J’avoue avoir mis un certain temps à comprendre ce droit, car je ne voyais pas comment la lecture pouvait ouvrir le droit à une « pathologie » qu’il serait trop long ici d’exposer.
Mais finalement, je crois bien que Pennac a raison : certains livres nous font oublier la réalité et nous entrainent dans le monde où l’auteur nous entraine. Sans ce droit au « bovarysme », ce genre de voyage s’avérerait difficile.
Pour faire cour, je crois que le lecteur a le droit d’être ouvert et réceptif à toutes les propositions.
7. Le droit de lire n’importe où.
Droit légitime s’il en ait, mais parfois difficile à exercer. Lire en étant confortablement installé dans son lit peut constituer un plaisir très difficile à savourer si la personne avec laquelle vous partagez votre couche ne supporte pas la lumière ou est allergique au crissement des pages tournées !
8. Le droit de grappiller.
Ce droit est en fait la synthèse des droits énoncés sous les numéros 2, 3 et 4.
Ouvrir un livre, s’y promener en glanant une phrase par ici, une autre par là, en butinant d’une page à l’autre, en récoltant réflexion après figure de style, le refermer pour y revenir et reprendre la lecture dans d’autres circonstances qui feront ressentir différemment ce que l’auteur voulait nous transmettre.
Oui, grappiller représente surement l’un des droits les plus agréables à exercer pour le lecteur.
9. Le droit de lire à haute voix.
Lire à haute voix est parfois une nécessité pour une totale appréhension du texte, parfois pour sa simple compréhension.
Si la poésie ne peut être appréciée que si elle lue à haute voix, certains textes n’atteignent toute leur magie que si le son vient compléter le travail de l’auteur. Je pense au conte, par exemple.
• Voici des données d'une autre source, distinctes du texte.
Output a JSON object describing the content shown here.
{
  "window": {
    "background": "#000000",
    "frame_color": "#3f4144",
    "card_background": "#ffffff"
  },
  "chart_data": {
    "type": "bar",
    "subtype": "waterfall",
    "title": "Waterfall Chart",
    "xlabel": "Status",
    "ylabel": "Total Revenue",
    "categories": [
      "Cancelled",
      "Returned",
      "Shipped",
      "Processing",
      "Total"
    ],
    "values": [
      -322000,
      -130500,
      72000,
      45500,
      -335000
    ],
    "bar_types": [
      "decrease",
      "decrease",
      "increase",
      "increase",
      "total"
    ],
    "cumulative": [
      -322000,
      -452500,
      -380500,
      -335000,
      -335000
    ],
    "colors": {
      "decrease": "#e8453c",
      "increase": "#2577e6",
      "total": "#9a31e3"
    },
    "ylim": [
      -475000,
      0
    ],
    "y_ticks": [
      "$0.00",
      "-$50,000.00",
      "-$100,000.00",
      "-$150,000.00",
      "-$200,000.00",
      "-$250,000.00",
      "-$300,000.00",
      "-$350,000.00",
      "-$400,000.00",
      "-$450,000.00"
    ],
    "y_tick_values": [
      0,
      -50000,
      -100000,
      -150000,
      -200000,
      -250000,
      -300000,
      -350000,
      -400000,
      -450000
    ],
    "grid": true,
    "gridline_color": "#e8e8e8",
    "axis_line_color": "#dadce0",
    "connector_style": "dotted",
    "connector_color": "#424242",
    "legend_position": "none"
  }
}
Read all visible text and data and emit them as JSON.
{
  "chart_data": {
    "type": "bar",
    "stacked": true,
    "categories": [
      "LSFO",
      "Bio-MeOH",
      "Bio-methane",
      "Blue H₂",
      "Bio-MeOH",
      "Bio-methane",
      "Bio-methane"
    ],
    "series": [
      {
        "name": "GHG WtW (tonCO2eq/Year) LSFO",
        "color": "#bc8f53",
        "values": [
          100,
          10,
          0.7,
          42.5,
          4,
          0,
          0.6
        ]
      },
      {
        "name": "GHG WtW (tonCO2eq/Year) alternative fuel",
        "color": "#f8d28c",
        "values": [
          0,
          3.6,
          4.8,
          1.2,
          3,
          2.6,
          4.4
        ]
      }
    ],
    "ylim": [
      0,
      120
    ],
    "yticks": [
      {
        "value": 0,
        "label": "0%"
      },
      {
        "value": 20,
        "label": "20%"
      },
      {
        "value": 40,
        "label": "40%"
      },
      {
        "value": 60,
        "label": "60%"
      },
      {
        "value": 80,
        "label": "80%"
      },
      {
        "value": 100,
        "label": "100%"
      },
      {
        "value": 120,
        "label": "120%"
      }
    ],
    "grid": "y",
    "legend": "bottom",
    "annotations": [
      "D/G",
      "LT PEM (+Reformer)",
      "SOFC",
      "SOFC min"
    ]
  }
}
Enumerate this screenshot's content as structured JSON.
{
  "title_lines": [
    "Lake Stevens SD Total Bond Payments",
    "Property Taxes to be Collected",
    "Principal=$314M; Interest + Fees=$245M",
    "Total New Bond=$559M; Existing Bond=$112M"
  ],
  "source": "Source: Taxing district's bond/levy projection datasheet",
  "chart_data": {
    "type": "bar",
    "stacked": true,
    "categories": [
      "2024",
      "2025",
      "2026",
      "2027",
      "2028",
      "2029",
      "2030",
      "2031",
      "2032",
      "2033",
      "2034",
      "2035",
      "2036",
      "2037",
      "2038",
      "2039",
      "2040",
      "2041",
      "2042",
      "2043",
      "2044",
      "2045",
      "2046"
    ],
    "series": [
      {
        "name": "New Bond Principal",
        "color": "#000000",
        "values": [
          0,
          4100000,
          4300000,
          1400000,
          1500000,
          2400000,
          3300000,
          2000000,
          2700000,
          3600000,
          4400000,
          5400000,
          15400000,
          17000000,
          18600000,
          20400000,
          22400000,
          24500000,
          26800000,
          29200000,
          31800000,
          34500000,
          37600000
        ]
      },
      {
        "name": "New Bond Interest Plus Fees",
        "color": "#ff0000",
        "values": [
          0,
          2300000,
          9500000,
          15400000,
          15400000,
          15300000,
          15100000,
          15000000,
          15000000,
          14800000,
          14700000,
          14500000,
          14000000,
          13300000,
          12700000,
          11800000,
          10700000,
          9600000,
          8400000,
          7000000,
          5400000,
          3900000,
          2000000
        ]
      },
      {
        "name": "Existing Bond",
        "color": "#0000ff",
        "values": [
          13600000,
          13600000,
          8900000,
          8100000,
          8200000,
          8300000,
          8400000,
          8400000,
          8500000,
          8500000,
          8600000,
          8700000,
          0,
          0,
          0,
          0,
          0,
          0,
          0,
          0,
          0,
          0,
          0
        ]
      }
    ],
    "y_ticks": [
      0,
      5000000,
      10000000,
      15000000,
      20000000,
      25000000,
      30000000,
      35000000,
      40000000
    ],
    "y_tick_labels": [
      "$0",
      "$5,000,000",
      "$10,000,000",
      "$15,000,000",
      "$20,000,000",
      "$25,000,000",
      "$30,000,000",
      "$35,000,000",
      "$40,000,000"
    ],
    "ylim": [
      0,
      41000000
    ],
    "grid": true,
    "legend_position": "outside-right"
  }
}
10. Le droit de nous taire.
Je ne partage pas tout à fait l’idée de se taire, une fois une lecture terminée. En parler, confronter sa propre approche d’un texte avec d’autres, partager le plaisir ou le déplaisir perçu à la lecture d’un livre, peuvent un moment d’intense intérêt. Garder pour soi le sentiment produit pour un livre me parait un acte désobligeant pour l’auteur, quelque soit ce que l’on ait à dire du livre !
Cette liste, qui n’est certainement pas exhaustive, me parait bien sympathique.
Mais à mon sens, elle n’a de sens que si le lecteur se voit aussi placé face des « obligations ».
Je n’y ai jamais réfléchi, mais cela pourrait être l’obligation de garder une trace écrite de ses lectures, l’obligation de les partager avec ceux qu’on aime et qu’on apprécie, l’obligation de faire en sorte que la lecture devienne une habitude chez d’autres personnes, notamment chez les enfants !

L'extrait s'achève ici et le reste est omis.